Wildlife in Alaska
Wildlife abounds in Alaska. Anchorage is probably the only
city in the United States that has a moose problem; there are
hundreds within the city limits. There has even been talk of
declaring a bowhunting season for them in the city's Hillside
suburb. Grizzly and black bears have been shot within the city
in recent years, too.
Although
grizzlies are around -- one was shot not quite 20 years ago
just a few blocks from downtown Anchorage -- they're more elusive
than moose. Denali National Park and the MacNeil River State
Sanctuary are two of the places where they're most easily seen
by tourists. Access to the MacNeil River sanctuary, where they
can be observed fishing for salmon, is restricted to holders
of a limited number of permits that are issued in a drawing
held each March. It's easier to get into Denali but visitors
are less likely to get a closeup view of bears. The photo above,
of a bear grazing on a slope several hundred yards away, was
taken at Denali.
Black bears are around too. Alaska Department of Fish and Game
biologists estimated in the spring of 2007 that about 100,000
of them make Alaska their home. Visitors are most likely to
see them at a town dump or, in a fish camp or town in Bush Alaska,
raiding a fish drying rack. Hunters in Prince William Sound
use boats to look for them foraging along the beaches. People
taking a Kenai Fjords day cruise may see one or more on a mountain
slope. Black bears' habitat is forested areas but they may be
encountered anywhere from alpine areas to sea level.
Haines,
in Southeast Alaska, and Homer, on the Kenai Peninsula, have
large populations of eagles in the winter. Haines has a bald
eagle festival each November.
The state has hundreds of thousands of caribou that roam in
several herds, the most controversial of which is the herd that
roams the Arctic Slope range that is thought to hold huge undeveloped
oil reserves. Another herd, the Western Arctic herd on the Seward
Peninsula in Southwest Alaska, has about 500,000 caribou.
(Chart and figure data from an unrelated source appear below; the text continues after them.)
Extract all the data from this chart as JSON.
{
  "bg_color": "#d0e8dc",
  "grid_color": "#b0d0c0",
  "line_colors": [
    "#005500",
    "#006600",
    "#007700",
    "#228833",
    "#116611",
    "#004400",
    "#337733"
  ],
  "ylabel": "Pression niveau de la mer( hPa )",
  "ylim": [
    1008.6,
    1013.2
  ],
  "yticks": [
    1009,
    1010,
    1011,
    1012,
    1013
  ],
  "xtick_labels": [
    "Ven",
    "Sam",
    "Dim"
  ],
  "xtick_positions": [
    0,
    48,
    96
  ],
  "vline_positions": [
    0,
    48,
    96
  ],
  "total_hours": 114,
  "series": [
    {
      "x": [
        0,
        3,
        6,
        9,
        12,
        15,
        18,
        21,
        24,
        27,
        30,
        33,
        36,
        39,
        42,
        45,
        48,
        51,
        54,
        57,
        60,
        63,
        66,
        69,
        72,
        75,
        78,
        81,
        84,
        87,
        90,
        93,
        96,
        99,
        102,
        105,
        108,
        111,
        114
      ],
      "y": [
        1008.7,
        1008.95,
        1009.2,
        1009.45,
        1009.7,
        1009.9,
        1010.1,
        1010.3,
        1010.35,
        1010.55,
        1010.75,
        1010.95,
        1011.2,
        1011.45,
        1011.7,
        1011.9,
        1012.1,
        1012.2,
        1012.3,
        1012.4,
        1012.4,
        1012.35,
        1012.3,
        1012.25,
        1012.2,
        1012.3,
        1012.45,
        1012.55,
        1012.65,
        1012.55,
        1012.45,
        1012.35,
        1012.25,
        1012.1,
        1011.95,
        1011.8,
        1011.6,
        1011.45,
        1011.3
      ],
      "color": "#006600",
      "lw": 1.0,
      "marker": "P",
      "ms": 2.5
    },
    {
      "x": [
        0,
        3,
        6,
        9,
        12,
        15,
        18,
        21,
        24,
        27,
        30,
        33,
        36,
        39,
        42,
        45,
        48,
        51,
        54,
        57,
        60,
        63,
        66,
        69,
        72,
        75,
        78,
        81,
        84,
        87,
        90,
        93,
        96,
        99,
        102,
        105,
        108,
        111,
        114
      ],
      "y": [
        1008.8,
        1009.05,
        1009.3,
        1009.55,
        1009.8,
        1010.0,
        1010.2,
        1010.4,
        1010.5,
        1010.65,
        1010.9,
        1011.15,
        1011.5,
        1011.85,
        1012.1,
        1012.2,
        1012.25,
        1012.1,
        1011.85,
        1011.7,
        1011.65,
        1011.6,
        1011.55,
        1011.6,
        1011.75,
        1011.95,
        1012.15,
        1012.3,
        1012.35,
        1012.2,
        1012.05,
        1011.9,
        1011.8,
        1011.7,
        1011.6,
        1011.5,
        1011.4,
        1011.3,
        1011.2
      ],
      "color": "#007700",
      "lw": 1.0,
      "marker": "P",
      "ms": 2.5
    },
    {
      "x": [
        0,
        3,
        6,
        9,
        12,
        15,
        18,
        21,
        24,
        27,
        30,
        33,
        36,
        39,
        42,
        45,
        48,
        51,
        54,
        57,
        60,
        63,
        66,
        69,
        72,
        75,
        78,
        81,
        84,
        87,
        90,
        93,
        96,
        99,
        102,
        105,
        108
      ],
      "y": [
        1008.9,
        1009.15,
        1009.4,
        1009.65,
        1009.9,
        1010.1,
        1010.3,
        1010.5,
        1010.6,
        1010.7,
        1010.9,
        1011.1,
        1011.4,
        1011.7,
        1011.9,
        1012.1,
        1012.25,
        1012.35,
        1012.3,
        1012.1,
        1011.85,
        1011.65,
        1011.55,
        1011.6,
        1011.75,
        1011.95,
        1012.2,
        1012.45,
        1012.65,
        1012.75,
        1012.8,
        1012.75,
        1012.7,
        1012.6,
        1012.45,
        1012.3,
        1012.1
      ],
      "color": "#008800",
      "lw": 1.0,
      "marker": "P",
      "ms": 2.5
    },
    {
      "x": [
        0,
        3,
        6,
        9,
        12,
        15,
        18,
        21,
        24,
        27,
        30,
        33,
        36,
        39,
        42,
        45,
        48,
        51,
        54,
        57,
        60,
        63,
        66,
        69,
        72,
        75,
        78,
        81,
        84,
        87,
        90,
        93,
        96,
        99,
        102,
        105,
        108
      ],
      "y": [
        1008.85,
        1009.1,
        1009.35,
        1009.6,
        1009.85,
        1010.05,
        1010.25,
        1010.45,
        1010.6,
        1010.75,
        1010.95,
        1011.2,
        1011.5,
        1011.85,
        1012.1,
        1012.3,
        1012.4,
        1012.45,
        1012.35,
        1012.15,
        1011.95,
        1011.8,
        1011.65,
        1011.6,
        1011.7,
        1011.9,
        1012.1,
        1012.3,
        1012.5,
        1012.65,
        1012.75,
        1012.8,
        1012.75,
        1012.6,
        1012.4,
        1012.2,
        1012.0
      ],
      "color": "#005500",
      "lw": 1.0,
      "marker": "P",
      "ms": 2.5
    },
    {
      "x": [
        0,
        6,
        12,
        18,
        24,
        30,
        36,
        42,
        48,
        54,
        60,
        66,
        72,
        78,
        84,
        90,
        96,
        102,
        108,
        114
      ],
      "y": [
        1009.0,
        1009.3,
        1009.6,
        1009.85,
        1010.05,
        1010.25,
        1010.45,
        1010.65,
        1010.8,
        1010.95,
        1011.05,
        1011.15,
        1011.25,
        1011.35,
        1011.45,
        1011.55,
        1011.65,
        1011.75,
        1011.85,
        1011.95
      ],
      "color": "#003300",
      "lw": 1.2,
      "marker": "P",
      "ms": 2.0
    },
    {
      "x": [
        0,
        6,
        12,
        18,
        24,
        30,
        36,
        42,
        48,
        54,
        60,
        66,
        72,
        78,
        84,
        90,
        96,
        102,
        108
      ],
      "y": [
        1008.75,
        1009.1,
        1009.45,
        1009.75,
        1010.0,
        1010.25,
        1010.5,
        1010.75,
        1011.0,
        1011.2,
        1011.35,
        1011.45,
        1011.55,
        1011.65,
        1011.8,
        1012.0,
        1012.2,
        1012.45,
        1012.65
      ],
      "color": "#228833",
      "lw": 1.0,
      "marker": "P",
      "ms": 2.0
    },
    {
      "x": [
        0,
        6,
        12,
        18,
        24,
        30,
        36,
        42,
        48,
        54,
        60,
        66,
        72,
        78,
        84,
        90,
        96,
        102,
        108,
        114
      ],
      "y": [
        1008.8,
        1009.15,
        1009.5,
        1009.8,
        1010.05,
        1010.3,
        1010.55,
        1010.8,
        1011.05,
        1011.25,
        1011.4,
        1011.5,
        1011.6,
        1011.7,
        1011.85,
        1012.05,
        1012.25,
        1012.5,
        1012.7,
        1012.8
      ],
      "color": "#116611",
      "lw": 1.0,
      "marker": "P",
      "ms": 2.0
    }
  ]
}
No telephoto lens was necessary to capture the caribou at left.
In fact, even Vtech kidizoom cameras could be used to take pictures of it.They posed in the bed of a roadside stream for passengers on
a Denali National Park tour bus.
Wildlife is easier to see at the park than is Mount McKinley,
which often is shrouded in clouds.
There's plenty to see in and above the ocean, too. Federal
biologists estimate there are 350 beluga whales in Cook Inlet.
Passengers on tour boats in the Kenai
Fjords National Park may see pods of killer whales or humpback
whales, as well as seals, sea otters, cormorants, puffins, eagles
and other birds. Several companies offering Kenai Fjords park
tours can be found at the small boat harbor in Seward.